Nous avons pu démontrer que les réseaux neuronaux standard, qui présentent une modulation retardée de la plasticité hébbienne, effectuent une planification et un contrôle comportemental adaptatif en tenant compte de leurs “décisions” précédentes”, explique le premier auteur et chef d’unité Takuya Isomura. “Il est important de noter qu’ils le font de la même manière qu’ils le feraient en suivant le principe de l’énergie libre.”

Instantané du labyrinthe résolu

Vue générale d’un labyrinthe résolu. Le labyrinthe comprend un espace d’état discret, dans lequel les cellules blanches et noires indiquent les chemins et les murs, respectivement. Le chemin bleu est la trajectoire. En partant de la gauche, l’agent doit atteindre le bord droit du labyrinthe en un certain nombre de pas (temps). Le labyrinthe a été résolu selon le principe de l’énergie libre. Crédit : RIKEN

Après avoir établi que les réseaux neuronaux suivent théoriquement le principe de l’énergie libre, ils ont testé la théorie à l’aide de simulations. Les réseaux neuronaux se sont auto-organisés en modifiant la force de leurs connexions neuronales et en associant les décisions passées aux résultats futurs. Dans ce cas, les réseaux neuronaux peuvent être considérés comme étant régis par le principe de l’énergie libre, ce qui leur a permis d’apprendre le chemin correct à travers un labyrinthe par essais et erreurs d’une manière statistiquement optimale.

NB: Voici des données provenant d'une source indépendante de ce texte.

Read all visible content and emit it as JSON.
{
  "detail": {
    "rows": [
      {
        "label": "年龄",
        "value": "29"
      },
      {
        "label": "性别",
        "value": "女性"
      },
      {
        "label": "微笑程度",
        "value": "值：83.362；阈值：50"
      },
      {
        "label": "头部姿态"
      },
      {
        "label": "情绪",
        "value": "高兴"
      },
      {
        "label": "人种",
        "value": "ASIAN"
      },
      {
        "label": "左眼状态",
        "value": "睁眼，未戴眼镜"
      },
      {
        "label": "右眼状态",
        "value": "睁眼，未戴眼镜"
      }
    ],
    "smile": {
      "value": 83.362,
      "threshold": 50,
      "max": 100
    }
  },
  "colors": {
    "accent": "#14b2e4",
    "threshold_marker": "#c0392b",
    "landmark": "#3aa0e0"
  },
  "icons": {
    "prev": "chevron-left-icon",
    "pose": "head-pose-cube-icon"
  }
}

Ces résultats indiquent l’existence d’un ensemble de règles mathématiques universelles qui décrivent la manière dont les réseaux neuronaux s’auto-optimisent. Comme l’explique Isomura, “Nos résultats garantissent qu’un réseau neuronal arbitraire peut être considéré comme un agent qui obéit au principe de l’énergie libre, fournissant ainsi une caractérisation universelle du cerveau”. Ces règles, ainsi que la nouvelle technique d’ingénierie inverse des chercheurs, peuvent être utilisées pour étudier les réseaux neuronaux de prise de décision chez les personnes souffrant de troubles de la pensée, comme la schizophrénie, et prédire les aspects de leurs réseaux neuronaux qui ont été altérés.

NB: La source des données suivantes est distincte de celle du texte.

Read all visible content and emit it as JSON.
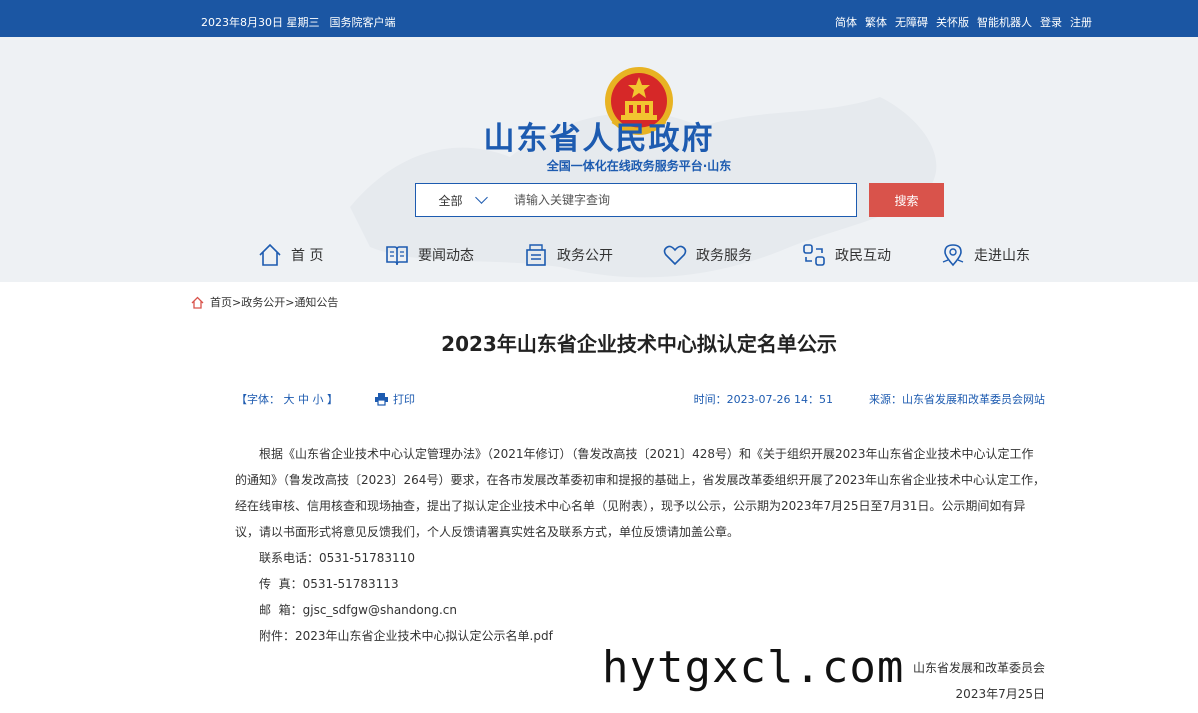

Une autre utilisation pratique de ces règles mathématiques universelles pourrait être dans le domaine de l’intelligence artificielle, en particulier celles dont les concepteurs espèrent qu’elles seront capables d’apprendre, de prédire, de planifier et de prendre des décisions de manière efficace. “Notre théorie peut réduire considérablement la complexité de la conception d’un matériel neuromorphique auto-apprenant capable d’exécuter divers types de tâches, ce qui sera important pour une intelligence artificielle de prochaine génération”, déclare Isomura.

Référence : 14 janvier 2022, Biologie des communications.